Caquisse · April 6, 2023, 8:26am

Hello!

I have a question regarding Icinga DB and the Icinga DB check: we have an Icinga DB setup with 2 masters and the recommended configuration (ie one local icingadb-redis install per master and one database separated from the masters to store the events).

Regularly the Icinga DB check from Icinga 2 outputs a warning about the history backlog being greater than the warning threshold.

Digging into the check’s code led me to some Redis and MySQL queries to see what’s going on: from what I’ve seen events seem to be sent to both Redis instances on both masters, one of the Icinga DB daemons will handle the event and store the result in the DB, and the other will silently “ignore” the event as it has already been registered by one master (I suppose it’s something like that).

In certain situations, one of our masters will not process an event in the Redis stream for 10-15 mins, but the other is fine, which means that I can see the “lagging” event in the Redis of our master, while the other is empty as expected. Also the “lagging” event is properly registered in the DB, and the master not processing the event is fine regarding CPU/RAM.
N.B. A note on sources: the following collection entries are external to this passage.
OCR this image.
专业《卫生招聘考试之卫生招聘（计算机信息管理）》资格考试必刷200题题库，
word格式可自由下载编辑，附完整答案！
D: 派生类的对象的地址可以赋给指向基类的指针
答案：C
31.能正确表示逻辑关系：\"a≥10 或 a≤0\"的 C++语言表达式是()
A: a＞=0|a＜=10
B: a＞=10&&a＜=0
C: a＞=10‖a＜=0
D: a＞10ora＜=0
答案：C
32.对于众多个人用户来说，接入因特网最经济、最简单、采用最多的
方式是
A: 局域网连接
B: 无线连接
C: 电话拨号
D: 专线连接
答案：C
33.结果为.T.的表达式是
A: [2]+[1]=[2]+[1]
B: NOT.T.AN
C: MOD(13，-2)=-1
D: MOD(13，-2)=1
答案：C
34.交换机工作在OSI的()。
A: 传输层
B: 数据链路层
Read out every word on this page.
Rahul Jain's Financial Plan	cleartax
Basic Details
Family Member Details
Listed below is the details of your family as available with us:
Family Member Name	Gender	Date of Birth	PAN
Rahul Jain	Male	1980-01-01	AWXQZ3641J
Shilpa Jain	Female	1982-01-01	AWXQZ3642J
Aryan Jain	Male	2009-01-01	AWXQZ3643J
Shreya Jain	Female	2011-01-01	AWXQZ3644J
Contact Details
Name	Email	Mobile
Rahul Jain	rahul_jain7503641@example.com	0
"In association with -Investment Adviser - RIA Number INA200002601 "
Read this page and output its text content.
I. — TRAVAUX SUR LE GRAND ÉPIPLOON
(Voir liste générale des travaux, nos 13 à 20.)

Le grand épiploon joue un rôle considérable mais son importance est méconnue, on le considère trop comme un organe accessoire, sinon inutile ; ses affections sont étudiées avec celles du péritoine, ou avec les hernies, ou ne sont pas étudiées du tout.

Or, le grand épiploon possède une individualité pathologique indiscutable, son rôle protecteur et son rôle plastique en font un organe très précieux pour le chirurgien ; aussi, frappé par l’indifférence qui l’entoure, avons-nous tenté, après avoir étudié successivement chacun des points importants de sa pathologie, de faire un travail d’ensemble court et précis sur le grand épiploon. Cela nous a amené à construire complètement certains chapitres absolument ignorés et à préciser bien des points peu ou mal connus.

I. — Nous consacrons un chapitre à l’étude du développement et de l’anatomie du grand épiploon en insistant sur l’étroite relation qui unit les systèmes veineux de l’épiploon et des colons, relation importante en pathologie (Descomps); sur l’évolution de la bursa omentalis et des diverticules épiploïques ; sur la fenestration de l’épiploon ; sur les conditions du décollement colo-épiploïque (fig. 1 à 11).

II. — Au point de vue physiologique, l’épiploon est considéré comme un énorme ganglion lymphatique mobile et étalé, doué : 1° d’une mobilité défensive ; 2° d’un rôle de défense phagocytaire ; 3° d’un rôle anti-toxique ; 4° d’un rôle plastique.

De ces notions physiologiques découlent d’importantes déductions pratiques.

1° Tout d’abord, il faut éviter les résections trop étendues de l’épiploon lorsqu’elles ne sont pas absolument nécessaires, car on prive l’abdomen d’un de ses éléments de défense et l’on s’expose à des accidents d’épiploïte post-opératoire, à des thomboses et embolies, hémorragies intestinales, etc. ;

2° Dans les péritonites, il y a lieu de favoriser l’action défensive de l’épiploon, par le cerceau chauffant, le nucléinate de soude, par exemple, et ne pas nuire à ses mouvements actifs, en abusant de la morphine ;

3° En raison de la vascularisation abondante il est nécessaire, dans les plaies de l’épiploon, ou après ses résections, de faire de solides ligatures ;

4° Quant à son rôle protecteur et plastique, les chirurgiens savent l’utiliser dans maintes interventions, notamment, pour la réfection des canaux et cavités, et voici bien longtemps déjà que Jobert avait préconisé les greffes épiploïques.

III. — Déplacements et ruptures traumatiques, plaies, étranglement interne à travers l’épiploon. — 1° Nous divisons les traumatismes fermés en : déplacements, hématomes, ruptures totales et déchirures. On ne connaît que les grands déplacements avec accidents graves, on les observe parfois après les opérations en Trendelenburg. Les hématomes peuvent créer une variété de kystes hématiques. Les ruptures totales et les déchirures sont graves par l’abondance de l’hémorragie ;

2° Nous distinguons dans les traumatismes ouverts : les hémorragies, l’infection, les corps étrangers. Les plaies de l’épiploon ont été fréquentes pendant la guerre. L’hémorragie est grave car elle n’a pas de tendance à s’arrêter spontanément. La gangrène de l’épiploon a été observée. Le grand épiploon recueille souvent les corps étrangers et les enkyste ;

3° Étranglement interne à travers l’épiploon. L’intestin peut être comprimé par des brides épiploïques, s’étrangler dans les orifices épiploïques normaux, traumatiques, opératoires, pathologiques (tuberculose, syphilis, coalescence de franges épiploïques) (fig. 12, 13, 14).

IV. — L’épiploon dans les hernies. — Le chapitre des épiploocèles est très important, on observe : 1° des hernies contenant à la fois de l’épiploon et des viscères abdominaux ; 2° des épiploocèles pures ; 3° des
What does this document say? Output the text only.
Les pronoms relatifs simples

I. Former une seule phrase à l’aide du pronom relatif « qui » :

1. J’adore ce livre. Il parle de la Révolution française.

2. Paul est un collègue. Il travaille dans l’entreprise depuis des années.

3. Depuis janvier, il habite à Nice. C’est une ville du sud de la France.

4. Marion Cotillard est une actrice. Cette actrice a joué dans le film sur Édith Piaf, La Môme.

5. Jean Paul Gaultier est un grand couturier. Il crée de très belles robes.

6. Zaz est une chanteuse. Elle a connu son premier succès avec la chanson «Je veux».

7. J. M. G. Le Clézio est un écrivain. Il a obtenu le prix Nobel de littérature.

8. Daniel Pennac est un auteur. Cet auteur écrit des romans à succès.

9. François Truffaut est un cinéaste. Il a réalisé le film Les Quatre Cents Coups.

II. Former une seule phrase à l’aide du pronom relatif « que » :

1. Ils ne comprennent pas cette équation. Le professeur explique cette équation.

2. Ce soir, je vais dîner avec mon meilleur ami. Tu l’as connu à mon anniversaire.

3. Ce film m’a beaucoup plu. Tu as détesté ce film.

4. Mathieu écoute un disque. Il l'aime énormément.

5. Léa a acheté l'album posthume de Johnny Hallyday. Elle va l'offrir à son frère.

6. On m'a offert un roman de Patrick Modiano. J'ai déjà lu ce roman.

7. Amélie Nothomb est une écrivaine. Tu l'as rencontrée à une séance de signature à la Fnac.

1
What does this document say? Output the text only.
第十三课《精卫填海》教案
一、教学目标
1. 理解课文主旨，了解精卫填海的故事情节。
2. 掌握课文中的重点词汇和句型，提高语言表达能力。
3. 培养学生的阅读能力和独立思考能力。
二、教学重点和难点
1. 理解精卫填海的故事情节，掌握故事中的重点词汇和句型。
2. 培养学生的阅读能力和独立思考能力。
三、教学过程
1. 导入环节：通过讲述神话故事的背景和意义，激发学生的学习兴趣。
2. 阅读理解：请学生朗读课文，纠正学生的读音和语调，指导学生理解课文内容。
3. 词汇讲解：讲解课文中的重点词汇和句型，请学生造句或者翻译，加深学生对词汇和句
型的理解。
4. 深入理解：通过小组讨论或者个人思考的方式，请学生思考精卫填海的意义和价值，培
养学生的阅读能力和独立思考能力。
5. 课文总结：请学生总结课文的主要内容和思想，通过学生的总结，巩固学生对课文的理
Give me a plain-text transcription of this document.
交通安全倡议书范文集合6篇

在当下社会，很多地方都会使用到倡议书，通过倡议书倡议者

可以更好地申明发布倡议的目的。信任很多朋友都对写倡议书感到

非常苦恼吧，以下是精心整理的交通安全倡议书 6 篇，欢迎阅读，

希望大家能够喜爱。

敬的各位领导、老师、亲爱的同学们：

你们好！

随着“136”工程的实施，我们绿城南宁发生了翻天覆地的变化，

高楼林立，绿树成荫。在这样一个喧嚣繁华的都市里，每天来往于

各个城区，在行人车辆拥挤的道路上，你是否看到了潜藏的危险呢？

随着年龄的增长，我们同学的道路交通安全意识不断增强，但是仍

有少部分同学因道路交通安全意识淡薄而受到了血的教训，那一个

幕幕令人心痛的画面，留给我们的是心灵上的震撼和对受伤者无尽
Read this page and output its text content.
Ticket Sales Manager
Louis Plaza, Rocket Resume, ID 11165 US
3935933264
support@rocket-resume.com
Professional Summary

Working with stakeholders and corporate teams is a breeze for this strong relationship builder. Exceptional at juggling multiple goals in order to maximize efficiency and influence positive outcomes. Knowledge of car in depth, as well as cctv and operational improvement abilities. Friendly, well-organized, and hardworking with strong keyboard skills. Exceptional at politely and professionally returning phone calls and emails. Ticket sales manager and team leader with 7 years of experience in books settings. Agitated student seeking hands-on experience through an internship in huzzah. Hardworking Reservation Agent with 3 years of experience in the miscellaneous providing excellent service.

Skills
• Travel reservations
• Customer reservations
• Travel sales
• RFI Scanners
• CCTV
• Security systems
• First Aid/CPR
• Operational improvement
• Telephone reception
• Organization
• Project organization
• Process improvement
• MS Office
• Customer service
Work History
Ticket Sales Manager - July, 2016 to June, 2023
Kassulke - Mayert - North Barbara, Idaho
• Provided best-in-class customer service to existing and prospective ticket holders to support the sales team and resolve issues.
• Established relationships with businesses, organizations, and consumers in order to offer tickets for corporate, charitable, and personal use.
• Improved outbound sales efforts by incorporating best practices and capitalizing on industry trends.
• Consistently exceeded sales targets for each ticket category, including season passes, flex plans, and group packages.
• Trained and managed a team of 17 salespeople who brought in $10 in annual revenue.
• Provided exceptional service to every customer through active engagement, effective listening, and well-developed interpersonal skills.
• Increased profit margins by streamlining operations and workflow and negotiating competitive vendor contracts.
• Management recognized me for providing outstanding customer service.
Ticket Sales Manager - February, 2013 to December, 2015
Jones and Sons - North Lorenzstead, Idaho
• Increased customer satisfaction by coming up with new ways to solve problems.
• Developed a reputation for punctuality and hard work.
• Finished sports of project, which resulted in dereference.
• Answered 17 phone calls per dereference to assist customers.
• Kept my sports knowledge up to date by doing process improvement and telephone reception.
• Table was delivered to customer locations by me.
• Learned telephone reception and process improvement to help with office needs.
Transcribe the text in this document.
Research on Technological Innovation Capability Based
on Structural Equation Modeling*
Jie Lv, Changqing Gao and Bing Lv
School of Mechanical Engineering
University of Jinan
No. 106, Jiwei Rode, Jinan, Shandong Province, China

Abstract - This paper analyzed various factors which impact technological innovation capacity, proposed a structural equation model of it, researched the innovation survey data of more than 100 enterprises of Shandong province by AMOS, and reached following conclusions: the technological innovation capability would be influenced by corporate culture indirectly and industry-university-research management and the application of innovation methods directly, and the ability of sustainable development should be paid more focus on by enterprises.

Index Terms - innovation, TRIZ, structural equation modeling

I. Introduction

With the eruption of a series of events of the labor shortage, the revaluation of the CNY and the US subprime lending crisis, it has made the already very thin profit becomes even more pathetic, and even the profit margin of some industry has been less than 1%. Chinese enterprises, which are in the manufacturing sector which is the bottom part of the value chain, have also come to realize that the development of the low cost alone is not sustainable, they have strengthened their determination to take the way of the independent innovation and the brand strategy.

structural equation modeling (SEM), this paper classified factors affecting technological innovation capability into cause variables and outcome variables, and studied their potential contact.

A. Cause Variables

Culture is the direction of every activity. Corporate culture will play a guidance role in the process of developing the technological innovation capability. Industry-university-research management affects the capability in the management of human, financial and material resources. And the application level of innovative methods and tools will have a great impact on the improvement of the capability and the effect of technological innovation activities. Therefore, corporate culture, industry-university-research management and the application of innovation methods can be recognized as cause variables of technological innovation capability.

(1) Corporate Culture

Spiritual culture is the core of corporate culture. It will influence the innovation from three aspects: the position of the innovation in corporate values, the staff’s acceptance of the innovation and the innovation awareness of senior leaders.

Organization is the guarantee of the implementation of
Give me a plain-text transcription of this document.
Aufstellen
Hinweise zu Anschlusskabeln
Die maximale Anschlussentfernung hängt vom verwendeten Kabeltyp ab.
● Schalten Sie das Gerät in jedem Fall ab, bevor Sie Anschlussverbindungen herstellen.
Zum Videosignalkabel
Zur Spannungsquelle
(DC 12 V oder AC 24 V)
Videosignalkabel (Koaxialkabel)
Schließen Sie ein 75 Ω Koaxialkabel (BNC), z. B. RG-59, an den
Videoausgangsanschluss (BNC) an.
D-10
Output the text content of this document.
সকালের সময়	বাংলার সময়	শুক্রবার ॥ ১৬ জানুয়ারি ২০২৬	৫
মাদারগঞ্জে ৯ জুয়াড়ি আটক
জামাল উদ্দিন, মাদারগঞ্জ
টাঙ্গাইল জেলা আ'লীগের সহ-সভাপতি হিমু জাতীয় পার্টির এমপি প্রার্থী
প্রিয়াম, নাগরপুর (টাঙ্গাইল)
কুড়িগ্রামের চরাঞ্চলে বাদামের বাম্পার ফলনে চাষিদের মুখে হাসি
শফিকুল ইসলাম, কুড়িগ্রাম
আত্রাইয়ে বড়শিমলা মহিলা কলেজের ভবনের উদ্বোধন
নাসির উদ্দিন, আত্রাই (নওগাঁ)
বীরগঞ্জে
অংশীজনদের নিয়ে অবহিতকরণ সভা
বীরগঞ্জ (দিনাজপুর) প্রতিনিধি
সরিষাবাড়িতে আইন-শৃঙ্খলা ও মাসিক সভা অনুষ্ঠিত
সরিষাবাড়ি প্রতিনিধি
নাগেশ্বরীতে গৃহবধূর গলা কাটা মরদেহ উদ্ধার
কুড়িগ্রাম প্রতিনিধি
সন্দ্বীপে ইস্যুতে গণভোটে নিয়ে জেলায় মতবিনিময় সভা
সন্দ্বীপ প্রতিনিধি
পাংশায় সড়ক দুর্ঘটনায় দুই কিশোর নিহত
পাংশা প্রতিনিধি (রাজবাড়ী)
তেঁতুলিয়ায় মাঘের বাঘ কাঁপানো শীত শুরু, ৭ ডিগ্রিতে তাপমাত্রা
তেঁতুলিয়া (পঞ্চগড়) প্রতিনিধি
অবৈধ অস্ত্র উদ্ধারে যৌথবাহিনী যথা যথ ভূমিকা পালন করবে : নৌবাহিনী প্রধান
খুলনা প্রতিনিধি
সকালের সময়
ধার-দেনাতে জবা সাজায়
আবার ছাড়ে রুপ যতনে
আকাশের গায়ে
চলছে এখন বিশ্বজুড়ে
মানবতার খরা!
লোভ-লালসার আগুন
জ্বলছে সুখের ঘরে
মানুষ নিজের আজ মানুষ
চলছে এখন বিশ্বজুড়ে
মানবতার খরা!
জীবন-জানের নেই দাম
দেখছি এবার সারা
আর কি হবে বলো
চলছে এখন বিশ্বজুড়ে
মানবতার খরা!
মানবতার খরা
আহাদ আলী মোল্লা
That means this behaviour triggers the icingadb check in a warning state in one of our masters even though everything seems fine in the end as the event is properly registered in the DB. Do you have any idea about what could cause this behaviour, or if that is normal? I don’t see anything that could explain that one of our masters does not process an event for 10-15 mins.

(Note: The only lead that I have is that it’s always the same master that has this issue, the other machine is always fine, but the impacted machine has enough resources and the logs don’t seem to warn about anything either)

Al2Klimov · April 6, 2023, 11:23am

Hello @Caquisse!

Does increasing the threshold fix the issue?

Best,
A/K

Caquisse · April 6, 2023, 1:45pm

I suppose this can fix it (that’s what I’m trying to integrate within our automation right now). But I’m about to put very high values compared to the default ones (warning 5 minutes / critical 15 minutes). Given what I’ve seen I suppose we should at least wait 15 minutes before triggering a warning, but I’m wondering if this could be a problem in the long run having such a high threshold here if a real issue happens some day

Caquisse · May 25, 2023, 1:28pm

Hello, just a follow up if anyone ends up in this situation. After a few weeks of analysing and testing this we didn’t found any root cause so we ended up increasing the threshold as suggested by @Al2Klimov.

That means that master 1 has now the check with the increased threshold and master 2 has the standard check. We did not see any other issue following this change. This is not a real solution as we did not find the root cause but at least it’s working properly and not notifying us for nothing now.